The institutions covered by the measure have sufficient management buffers in place to accommodate the introduction of the sectoral systemic risk buffer. It is therefore estimated that the buffer could be set without jeopardising compliance with other prudential requirements and guidance or the lending activity of these institutions.
This measure supplements the macroprudential recommendation adopted by the Banco de Portugal regarding new credit granted to consumers, as recently revised in terms of the calculation of the debt service-to-income (DSTI) ratio. Specifically, the Banco de Portugal has decided to reduce the interest rate shock used in the calculation of the DSTI ratio (by 150 bp for new loans to households with a maturity of over ten years, with proportional reductions applied to other maturities). This change aimed to prevent an overly restrictive approach in assessing borrowers’ creditworthiness amid the ECB’s reference interest rate hikes from the beginning of the monetary policy normalisation process until the end of September.
On the sectoral systemic risk buffer
The systemic risk buffer is one of the macroprudential policy tools available to the Banco de Portugal.

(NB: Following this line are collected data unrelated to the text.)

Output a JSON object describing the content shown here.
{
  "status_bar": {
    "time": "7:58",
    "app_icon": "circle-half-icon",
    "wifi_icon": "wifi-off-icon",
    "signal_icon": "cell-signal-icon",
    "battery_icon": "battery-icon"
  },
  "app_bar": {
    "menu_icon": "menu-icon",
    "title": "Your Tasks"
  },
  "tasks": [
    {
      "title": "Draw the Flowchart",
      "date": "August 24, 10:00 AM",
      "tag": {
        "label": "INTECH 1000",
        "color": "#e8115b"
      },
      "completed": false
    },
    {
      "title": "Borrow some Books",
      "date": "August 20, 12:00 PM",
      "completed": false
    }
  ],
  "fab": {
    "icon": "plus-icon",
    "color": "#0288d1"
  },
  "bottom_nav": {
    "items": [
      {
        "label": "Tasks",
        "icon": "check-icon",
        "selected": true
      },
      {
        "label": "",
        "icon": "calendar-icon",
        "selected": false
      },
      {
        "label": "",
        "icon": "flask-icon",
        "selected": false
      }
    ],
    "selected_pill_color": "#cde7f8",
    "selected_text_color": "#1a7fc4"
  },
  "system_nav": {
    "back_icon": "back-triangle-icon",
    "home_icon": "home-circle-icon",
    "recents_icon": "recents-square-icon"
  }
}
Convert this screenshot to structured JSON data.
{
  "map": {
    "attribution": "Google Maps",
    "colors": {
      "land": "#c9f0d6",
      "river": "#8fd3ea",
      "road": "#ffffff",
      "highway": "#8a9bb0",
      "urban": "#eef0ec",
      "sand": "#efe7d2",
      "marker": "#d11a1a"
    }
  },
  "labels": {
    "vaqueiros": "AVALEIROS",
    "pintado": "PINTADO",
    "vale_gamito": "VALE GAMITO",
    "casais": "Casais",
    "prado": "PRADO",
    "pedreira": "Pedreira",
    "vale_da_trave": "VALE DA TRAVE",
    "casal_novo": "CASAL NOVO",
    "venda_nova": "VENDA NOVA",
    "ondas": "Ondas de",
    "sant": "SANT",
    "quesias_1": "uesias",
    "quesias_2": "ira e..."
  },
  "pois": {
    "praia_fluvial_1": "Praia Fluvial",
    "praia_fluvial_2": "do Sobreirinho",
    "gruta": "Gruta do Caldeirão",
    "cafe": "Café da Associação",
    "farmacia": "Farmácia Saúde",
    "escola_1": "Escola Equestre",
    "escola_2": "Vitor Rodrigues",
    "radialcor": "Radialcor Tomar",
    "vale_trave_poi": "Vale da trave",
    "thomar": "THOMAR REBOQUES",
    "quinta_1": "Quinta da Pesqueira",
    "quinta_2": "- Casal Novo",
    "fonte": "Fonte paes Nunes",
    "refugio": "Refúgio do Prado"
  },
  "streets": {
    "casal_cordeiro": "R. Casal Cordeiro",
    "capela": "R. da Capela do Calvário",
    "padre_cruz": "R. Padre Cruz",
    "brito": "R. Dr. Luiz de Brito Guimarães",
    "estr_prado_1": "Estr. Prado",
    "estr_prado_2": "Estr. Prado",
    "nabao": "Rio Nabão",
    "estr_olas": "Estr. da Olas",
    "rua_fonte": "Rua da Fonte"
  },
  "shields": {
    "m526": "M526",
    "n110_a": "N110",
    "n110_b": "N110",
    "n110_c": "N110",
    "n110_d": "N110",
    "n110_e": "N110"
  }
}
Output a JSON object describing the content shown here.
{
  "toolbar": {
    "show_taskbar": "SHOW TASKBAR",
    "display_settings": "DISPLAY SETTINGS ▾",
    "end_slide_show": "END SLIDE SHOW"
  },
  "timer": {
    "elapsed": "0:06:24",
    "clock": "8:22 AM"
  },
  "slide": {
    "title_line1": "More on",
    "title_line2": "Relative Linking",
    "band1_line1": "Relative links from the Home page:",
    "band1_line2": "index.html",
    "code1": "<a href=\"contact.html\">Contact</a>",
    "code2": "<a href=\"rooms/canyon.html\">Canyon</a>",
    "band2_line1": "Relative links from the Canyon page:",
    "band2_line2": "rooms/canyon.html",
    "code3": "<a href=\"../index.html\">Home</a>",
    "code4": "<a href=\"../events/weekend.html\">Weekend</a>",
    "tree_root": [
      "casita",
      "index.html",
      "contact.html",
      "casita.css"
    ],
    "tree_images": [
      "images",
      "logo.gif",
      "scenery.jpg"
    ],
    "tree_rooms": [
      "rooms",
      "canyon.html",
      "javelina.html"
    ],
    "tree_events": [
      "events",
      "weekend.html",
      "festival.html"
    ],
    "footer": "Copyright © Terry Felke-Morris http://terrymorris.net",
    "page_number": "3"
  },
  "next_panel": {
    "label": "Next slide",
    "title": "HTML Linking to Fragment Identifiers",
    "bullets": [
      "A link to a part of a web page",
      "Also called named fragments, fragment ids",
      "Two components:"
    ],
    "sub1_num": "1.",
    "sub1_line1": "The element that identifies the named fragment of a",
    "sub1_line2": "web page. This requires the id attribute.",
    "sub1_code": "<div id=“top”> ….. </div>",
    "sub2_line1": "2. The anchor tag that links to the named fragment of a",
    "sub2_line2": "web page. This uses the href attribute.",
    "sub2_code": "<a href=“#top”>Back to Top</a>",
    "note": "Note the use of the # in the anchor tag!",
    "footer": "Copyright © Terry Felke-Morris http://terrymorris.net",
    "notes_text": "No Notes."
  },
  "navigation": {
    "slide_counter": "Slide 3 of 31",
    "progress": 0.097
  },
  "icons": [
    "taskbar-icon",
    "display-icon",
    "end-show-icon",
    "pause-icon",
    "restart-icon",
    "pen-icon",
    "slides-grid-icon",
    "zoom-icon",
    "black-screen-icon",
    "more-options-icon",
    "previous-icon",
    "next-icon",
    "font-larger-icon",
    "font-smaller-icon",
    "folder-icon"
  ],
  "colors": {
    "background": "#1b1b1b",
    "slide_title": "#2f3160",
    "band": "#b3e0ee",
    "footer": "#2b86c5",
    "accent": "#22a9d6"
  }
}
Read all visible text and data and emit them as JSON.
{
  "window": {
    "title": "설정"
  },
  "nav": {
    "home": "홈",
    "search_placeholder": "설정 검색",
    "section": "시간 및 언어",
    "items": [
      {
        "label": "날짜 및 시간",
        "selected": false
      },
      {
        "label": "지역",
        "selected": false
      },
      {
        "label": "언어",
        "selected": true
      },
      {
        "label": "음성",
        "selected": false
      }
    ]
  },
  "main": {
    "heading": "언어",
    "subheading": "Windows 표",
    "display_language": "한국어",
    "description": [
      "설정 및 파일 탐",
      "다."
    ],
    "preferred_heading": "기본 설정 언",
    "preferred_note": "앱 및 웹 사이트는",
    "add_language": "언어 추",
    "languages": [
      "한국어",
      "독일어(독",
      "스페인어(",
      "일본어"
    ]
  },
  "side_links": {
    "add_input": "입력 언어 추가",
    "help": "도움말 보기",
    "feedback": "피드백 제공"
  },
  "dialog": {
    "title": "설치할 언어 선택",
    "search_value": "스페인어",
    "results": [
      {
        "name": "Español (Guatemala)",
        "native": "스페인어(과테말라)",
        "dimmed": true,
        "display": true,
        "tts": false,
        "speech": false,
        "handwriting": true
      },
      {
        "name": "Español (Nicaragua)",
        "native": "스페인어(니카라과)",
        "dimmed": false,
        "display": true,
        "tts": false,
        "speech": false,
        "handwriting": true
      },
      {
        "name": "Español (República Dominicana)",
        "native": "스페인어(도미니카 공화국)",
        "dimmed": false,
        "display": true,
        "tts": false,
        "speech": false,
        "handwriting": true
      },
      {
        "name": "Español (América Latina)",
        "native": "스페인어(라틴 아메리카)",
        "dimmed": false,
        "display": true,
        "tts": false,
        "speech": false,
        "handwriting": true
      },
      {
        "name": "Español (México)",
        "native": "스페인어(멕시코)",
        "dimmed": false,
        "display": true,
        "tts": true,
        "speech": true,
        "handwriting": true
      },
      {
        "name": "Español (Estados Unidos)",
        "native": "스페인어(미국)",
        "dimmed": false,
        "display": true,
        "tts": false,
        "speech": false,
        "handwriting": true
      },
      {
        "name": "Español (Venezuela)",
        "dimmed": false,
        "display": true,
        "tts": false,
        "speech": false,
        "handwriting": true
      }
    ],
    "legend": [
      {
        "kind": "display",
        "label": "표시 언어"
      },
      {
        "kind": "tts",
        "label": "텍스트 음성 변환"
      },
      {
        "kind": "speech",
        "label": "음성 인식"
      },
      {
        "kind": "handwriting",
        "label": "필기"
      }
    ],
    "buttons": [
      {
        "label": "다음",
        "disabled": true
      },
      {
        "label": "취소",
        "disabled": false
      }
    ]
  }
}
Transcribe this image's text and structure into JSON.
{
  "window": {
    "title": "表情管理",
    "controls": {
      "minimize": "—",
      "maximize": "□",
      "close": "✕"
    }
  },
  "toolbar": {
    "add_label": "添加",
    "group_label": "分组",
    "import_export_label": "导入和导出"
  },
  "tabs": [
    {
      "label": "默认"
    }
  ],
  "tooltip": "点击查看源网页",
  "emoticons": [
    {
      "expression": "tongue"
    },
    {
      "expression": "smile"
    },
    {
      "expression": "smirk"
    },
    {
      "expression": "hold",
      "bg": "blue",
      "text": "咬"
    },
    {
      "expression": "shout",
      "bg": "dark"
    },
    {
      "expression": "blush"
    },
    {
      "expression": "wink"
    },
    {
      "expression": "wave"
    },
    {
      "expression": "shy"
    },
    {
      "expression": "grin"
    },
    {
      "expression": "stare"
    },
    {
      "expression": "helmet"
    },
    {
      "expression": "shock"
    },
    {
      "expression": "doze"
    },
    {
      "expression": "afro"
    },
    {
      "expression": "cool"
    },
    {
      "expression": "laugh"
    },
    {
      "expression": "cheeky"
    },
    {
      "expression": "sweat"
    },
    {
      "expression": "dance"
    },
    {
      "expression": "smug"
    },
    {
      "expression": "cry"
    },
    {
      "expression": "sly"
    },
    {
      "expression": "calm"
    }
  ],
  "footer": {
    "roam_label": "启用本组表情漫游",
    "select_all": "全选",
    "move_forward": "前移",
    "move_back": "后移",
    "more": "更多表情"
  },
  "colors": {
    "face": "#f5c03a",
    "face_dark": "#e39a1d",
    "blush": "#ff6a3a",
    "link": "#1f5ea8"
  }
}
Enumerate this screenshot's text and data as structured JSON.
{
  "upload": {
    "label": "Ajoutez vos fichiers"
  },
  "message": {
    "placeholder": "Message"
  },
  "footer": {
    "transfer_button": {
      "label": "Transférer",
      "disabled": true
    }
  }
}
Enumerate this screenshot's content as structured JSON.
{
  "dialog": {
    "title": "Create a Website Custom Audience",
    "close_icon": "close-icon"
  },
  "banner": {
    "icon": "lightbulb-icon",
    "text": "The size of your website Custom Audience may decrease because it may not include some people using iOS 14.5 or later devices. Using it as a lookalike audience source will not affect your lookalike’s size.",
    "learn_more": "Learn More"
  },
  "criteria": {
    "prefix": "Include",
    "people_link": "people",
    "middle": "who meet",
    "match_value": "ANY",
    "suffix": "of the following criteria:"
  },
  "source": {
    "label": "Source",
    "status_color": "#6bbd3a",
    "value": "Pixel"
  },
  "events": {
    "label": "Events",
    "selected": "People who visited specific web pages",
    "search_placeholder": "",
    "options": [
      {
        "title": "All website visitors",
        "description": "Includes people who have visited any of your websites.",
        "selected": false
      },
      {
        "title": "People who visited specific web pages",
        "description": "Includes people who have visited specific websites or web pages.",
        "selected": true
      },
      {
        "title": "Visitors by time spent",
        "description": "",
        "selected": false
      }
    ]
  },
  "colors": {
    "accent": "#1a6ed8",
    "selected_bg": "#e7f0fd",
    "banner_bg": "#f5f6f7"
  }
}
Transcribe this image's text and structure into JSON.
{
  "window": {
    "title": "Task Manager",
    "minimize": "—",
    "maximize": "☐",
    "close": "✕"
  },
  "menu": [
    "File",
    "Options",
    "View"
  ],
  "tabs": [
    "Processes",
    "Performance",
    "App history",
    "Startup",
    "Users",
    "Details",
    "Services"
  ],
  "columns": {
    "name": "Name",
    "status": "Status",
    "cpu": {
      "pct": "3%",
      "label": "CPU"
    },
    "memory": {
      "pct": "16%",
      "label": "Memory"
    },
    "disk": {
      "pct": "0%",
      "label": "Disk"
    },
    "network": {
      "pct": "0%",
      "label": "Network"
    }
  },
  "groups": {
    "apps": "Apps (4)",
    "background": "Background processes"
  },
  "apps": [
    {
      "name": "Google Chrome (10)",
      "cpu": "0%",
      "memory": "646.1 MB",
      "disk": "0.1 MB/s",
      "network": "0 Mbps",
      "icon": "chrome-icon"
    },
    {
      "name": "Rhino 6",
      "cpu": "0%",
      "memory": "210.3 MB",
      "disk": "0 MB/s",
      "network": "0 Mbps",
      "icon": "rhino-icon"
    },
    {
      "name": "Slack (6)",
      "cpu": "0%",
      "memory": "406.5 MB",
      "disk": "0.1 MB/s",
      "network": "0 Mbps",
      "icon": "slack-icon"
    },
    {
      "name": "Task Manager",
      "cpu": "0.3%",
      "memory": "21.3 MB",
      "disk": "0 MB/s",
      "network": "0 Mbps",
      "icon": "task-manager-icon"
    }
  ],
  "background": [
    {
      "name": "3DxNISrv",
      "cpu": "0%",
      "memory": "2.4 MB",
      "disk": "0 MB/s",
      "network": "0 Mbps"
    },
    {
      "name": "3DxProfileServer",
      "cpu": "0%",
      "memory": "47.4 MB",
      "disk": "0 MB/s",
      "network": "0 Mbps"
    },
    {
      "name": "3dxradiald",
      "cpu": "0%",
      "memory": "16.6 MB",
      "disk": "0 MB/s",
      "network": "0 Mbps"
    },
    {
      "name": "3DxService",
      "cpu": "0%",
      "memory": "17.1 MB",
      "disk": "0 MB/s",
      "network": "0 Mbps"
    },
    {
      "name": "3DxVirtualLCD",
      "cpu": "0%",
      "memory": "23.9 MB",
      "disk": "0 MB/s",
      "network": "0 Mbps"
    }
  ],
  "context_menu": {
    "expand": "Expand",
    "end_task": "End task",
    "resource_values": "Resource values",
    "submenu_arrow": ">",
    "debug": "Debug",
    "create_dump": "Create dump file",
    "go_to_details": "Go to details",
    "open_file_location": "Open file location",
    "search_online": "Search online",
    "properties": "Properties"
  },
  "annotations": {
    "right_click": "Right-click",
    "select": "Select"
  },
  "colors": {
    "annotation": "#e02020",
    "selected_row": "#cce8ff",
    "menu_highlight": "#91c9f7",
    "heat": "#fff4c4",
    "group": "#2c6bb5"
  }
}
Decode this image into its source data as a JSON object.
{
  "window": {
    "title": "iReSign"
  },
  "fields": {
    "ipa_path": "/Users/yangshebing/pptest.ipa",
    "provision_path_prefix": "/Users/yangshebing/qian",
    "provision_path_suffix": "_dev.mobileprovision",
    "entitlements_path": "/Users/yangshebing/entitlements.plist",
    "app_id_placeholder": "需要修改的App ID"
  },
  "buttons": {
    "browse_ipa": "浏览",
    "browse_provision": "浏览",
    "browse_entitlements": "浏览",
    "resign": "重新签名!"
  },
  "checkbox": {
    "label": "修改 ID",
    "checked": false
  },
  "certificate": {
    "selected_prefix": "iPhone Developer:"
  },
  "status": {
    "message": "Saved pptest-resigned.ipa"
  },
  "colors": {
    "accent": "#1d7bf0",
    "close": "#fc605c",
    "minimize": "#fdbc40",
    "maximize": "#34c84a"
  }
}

This instrument is provided for in European law, through Article 133 of Directive 2013/36/EU (CRD), transposed into national law by Articles 138-U, 138-V, 138-W, 138-X, 138-Y, and 138-Z of the Legal Framework of Credit Institutions and Financial Companies.
Under the applicable legal framework, the systemic risk buffer may be applied to prevent and mitigate systemic risks not covered by other macroprudential tools of the Capital Requirement Regulation (CRR) and the CRD.
This buffer consists of Common Equity Tier 1 (CET1) capital and can be applied to risk exposure amount of all exposures or on a sectoral basis, i.e. to a subset of exposures. The decision referred to the European Banking Authority’s guidelines for setting the exposures covered by the sectoral systemic risk buffer.
The aim of the sectoral systemic risk buffer as a macroprudential tool, is to increase the financial system’s resilience to sector-specific systemic risk.